[Koha-patches] [PATCH] (bug #4856) fix rebuild zebra to delete NSB/NSE chars

Wed Jun 9 09:31:54 CEST 2010

Le 08/06/2010 21:03, Frederic Demians a écrit :
>
>> line 283
>> It should remove the non sorting blocks (we read from docs.)
>
> I didn't catch it. Thanks. My approach works for me: adding NSB/NSE as 
> words separators in 'space' directive. Didn't it work for you? Did you 
> test it?
>
>> But that doesnot fit and when analysing the index process, it doesnot 
>> remove them.
>
> This directive may be wrong? => two closing parenthesis:
>
>    map (\x88.*\x89))   @
>
We have, in some installs(without two parenthesis) :
map (\x88.*\x89)   @

> Have you tried?
>
>    map {\x88} @
>    map {\x89} @
>
> or:
>
>    map <88> @
>    map <89> @
>
If this work, this will do the same we do in rebuild zebra.
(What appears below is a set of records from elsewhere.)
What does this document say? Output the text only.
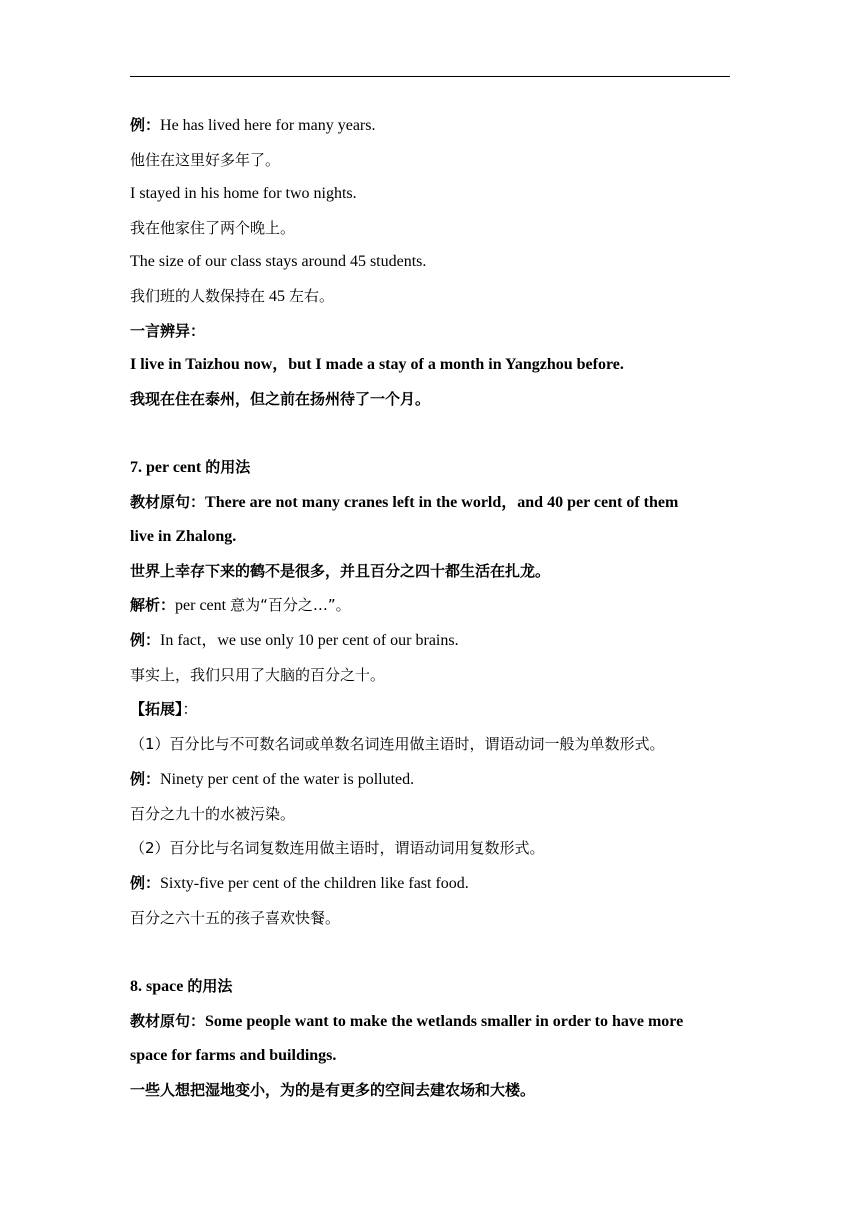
例：He has lived here for many years.
他住在这里好多年了。
I stayed in his home for two nights.
我在他家住了两个晚上。
The size of our class stays around 45 students.
我们班的人数保持在 45 左右。
一言辨异：
I live in Taizhou now，but I made a stay of a month in Yangzhou before.
我现在住在泰州，但之前在扬州待了一个月。
7. per cent 的用法
教材原句：There are not many cranes left in the world，and 40 per cent of them
live in Zhalong.
世界上幸存下来的鹤不是很多，并且百分之四十都生活在扎龙。
解析：per cent 意为“百分之…”。
例：In fact，we use only 10 per cent of our brains.
事实上，我们只用了大脑的百分之十。
【拓展】：
（1）百分比与不可数名词或单数名词连用做主语时，谓语动词一般为单数形式。
例：Ninety per cent of the water is polluted.
百分之九十的水被污染。
（2）百分比与名词复数连用做主语时，谓语动词用复数形式。
例：Sixty-five per cent of the children like fast food.
百分之六十五的孩子喜欢快餐。
8. space 的用法
教材原句：Some people want to make the wetlands smaller in order to have more
space for farms and buildings.
一些人想把湿地变小，为的是有更多的空间去建农场和大楼。
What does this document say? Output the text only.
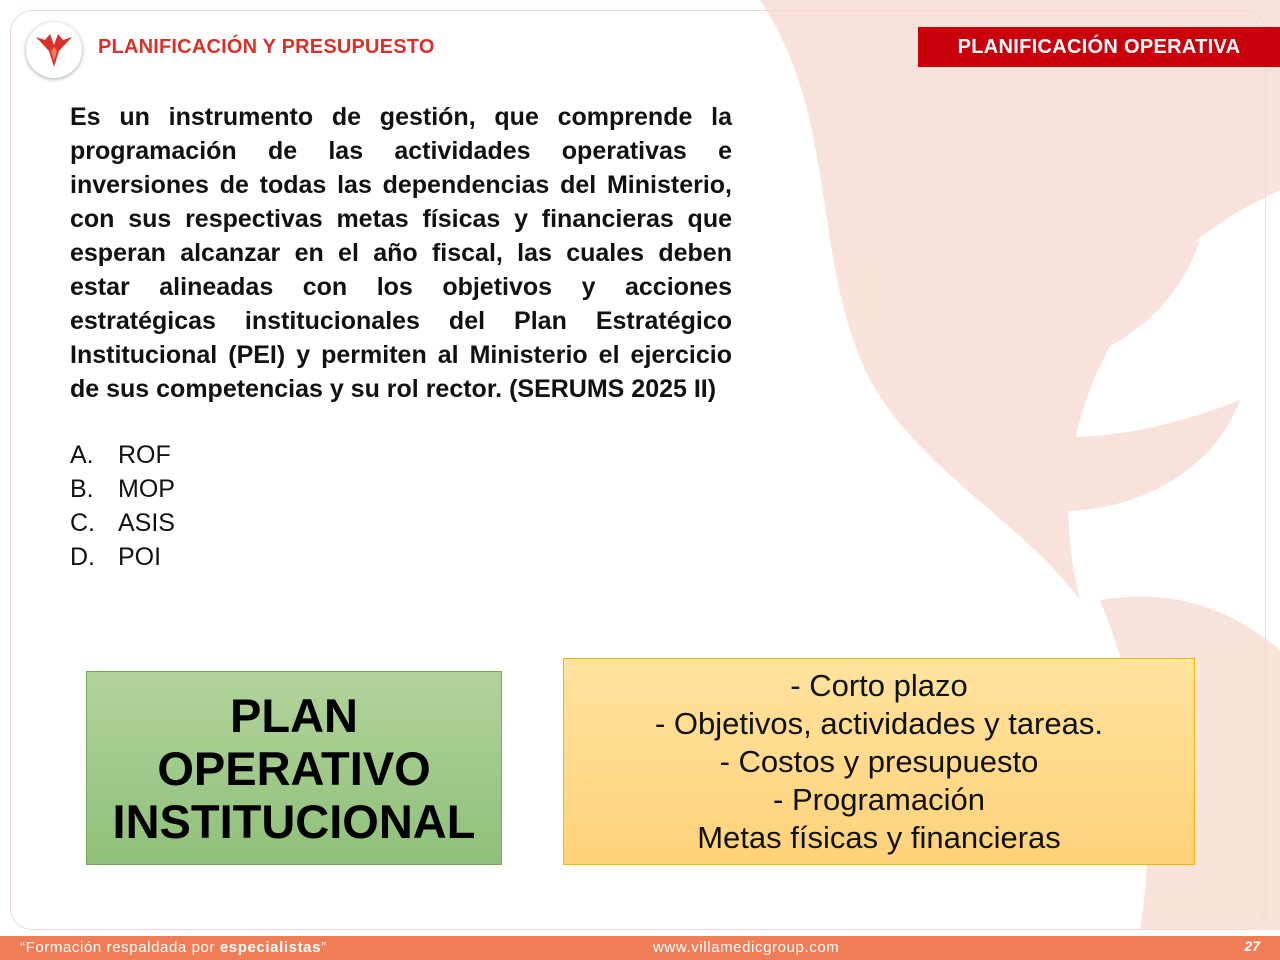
PLANIFICACIÓN Y PRESUPUESTO	PLANIFICACIÓN OPERATIVA

Es un instrumento de gestión, que comprende la programación de las actividades operativas e inversiones de todas las dependencias del Ministerio, con sus respectivas metas físicas y financieras que esperan alcanzar en el año fiscal, las cuales deben estar alineadas con los objetivos y acciones estratégicas institucionales del Plan Estratégico Institucional (PEI) y permiten al Ministerio el ejercicio de sus competencias y su rol rector. (SERUMS 2025 II)

A. ROF
B. MOP
C. ASIS
D. POI
PLAN
OPERATIVO
INSTITUCIONAL
- Corto plazo
- Objetivos, actividades y tareas.
- Costos y presupuesto
- Programación
Metas físicas y financieras
“Formación respaldada por especialistas”	www.villamedicgroup.com	27
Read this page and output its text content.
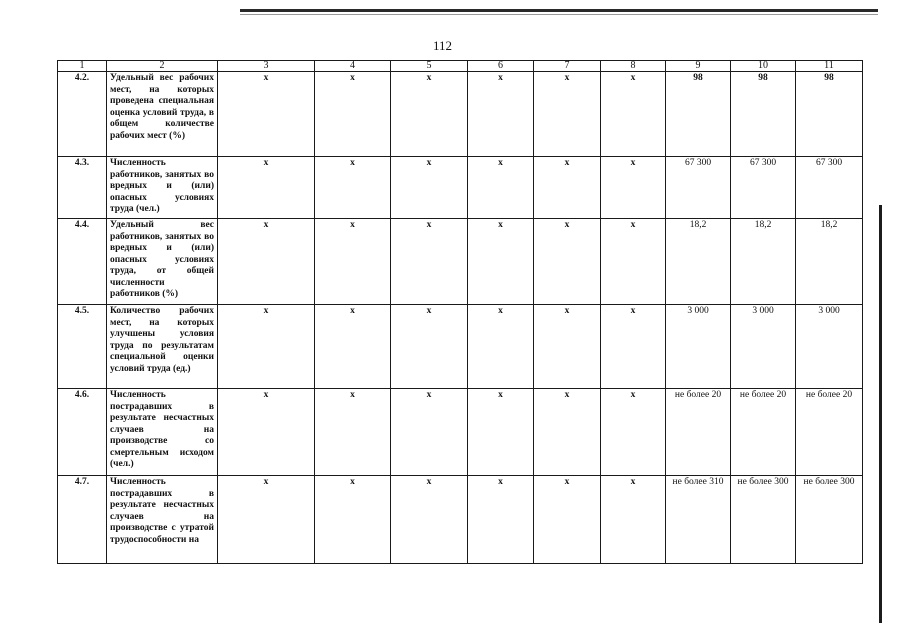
112
1	2	3	4	5	6	7	8	9	10	11
4.2.	Удельный вес рабочих мест, на которых проведена специальная оценка условий труда, в общем количестве рабочих мест (%)	х	х	х	х	х	х	98	98	98
4.3.	Численность работников, занятых во вредных и (или) опасных условиях труда (чел.)	х	х	х	х	х	х	67 300	67 300	67 300
4.4.	Удельный вес работников, занятых во вредных и (или) опасных условиях труда, от общей численности работников (%)	х	х	х	х	х	х	18,2	18,2	18,2
4.5.	Количество рабочих мест, на которых улучшены условия труда по результатам специальной оценки условий труда (ед.)	х	х	х	х	х	х	3 000	3 000	3 000
4.6.	Численность пострадавших в результате несчастных случаев на производстве со смертельным исходом (чел.)	х	х	х	х	х	х	не более 20	не более 20	не более 20
4.7.	Численность пострадавших в результате несчастных случаев на производстве с утратой трудоспособности на	х	х	х	х	х	х	не более 310	не более 300	не более 300
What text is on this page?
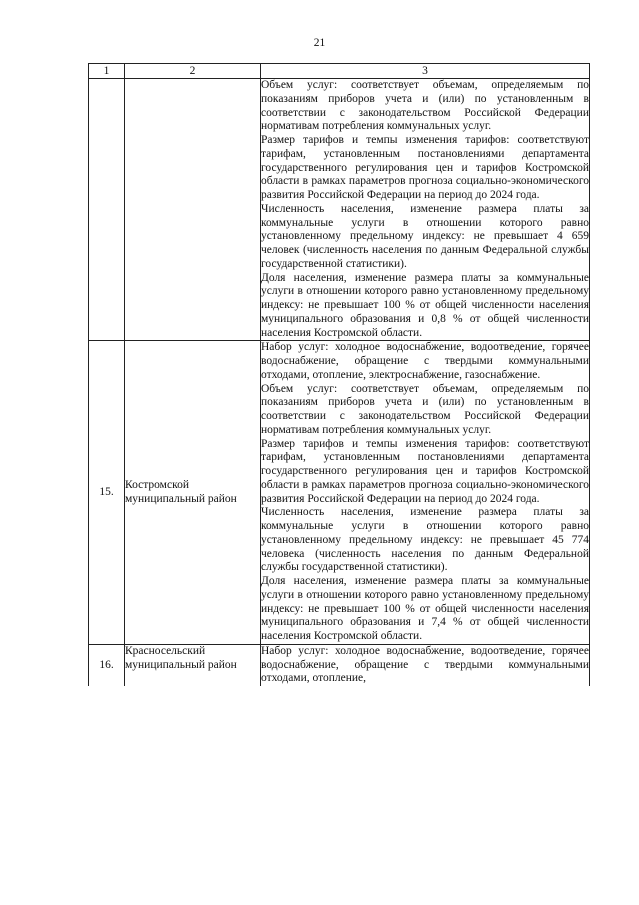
21
1	2	3

		Объем услуг: соответствует объемам, определяемым по показаниям приборов учета и (или) по установленным в соответствии с законодательством Российской Федерации нормативам потребления коммунальных услуг.

Размер тарифов и темпы изменения тарифов: соответствуют тарифам, установленным постановлениями департамента государственного регулирования цен и тарифов Костромской области в рамках параметров прогноза социально-экономического развития Российской Федерации на период до 2024 года.

Численность населения, изменение размера платы за коммунальные услуги в отношении которого равно установленному предельному индексу: не превышает 4 659 человек (численность населения по данным Федеральной службы государственной статистики).

Доля населения, изменение размера платы за коммунальные услуги в отношении которого равно установленному предельному индексу: не превышает 100 % от общей численности населения муниципального образования и 0,8 % от общей численности населения Костромской области.

15.	Костромской муниципальный район	Набор услуг: холодное водоснабжение, водоотведение, горячее водоснабжение, обращение с твердыми коммунальными отходами, отопление, электроснабжение, газоснабжение.

Объем услуг: соответствует объемам, определяемым по показаниям приборов учета и (или) по установленным в соответствии с законодательством Российской Федерации нормативам потребления коммунальных услуг.

Размер тарифов и темпы изменения тарифов: соответствуют тарифам, установленным постановлениями департамента государственного регулирования цен и тарифов Костромской области в рамках параметров прогноза социально-экономического развития Российской Федерации на период до 2024 года.

Численность населения, изменение размера платы за коммунальные услуги в отношении которого равно установленному предельному индексу: не превышает 45 774 человека (численность населения по данным Федеральной службы государственной статистики).

Доля населения, изменение размера платы за коммунальные услуги в отношении которого равно установленному предельному индексу: не превышает 100 % от общей численности населения муниципального образования и 7,4 % от общей численности населения Костромской области.

16.	Красносельский муниципальный район	Набор услуг: холодное водоснабжение, водоотведение, горячее водоснабжение, обращение с твердыми коммунальными отходами, отопление,
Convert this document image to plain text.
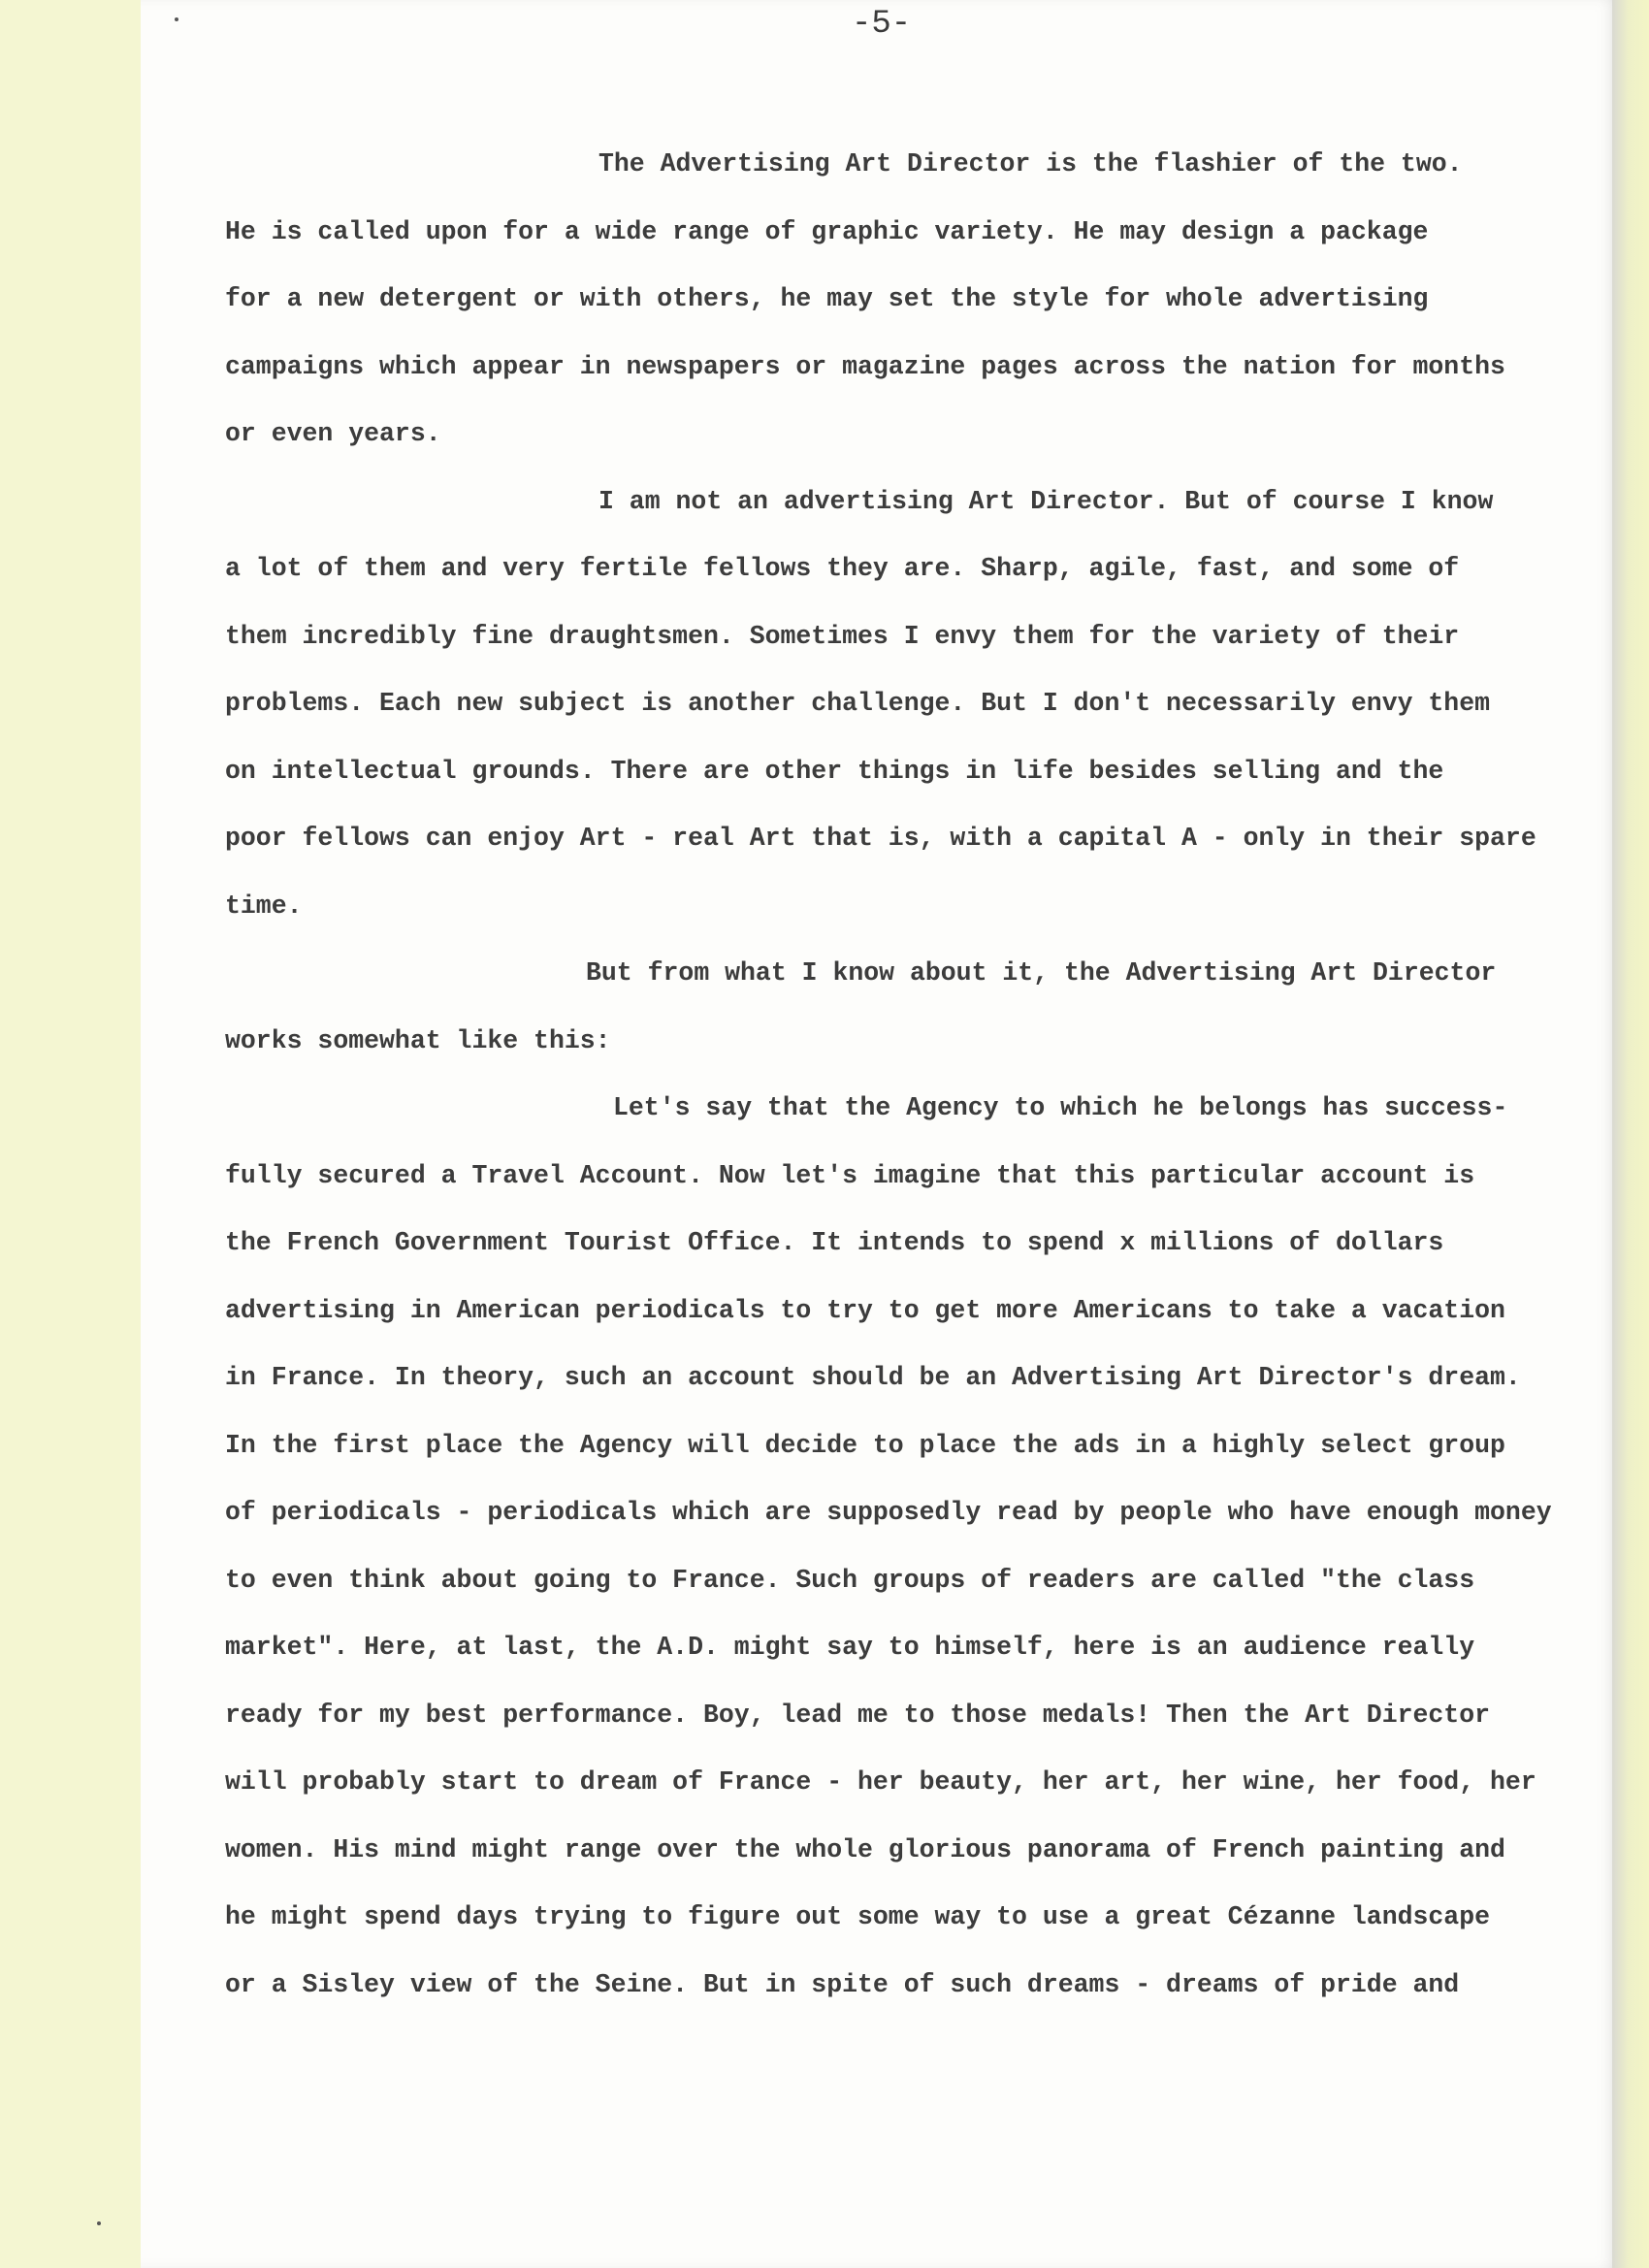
-5-
The Advertising Art Director is the flashier of the two.
He is called upon for a wide range of graphic variety. He may design a package
for a new detergent or with others, he may set the style for whole advertising
campaigns which appear in newspapers or magazine pages across the nation for months
or even years.
I am not an advertising Art Director. But of course I know
a lot of them and very fertile fellows they are. Sharp, agile, fast, and some of
them incredibly fine draughtsmen. Sometimes I envy them for the variety of their
problems. Each new subject is another challenge. But I don't necessarily envy them
on intellectual grounds. There are other things in life besides selling and the
poor fellows can enjoy Art - real Art that is, with a capital A - only in their spare
time.
But from what I know about it, the Advertising Art Director
works somewhat like this:
Let's say that the Agency to which he belongs has success-
fully secured a Travel Account. Now let's imagine that this particular account is
the French Government Tourist Office. It intends to spend x millions of dollars
advertising in American periodicals to try to get more Americans to take a vacation
in France. In theory, such an account should be an Advertising Art Director's dream.
In the first place the Agency will decide to place the ads in a highly select group
of periodicals - periodicals which are supposedly read by people who have enough money
to even think about going to France. Such groups of readers are called "the class
market". Here, at last, the A.D. might say to himself, here is an audience really
ready for my best performance. Boy, lead me to those medals! Then the Art Director
will probably start to dream of France - her beauty, her art, her wine, her food, her
women. His mind might range over the whole glorious panorama of French painting and
he might spend days trying to figure out some way to use a great Cézanne landscape
or a Sisley view of the Seine. But in spite of such dreams - dreams of pride and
>> Solution could be ICU. But using ICU also means loosing some 
>> truncation attributes like fuzzy, or left truncation. Moreover ICU is 
>> quite picky about the way tokens are analyzed.
>
> Zebra ICU should be explored further in order to alleviate week 
> non-latin characters support in Koha.
>
>> We also want to be able to propose some solution to those who are not 
>> willing to use ICU and install yet another dependency.
>
> Your solution for ICU-allergics is also for anybody. A lot of UNIMARC 
> libraries want to keep NSB/NSE characters.
>
My conclusion : Zebra must be dropped in the trash, and be replaced by SolR

-- 
Nahuel ANGELINETTI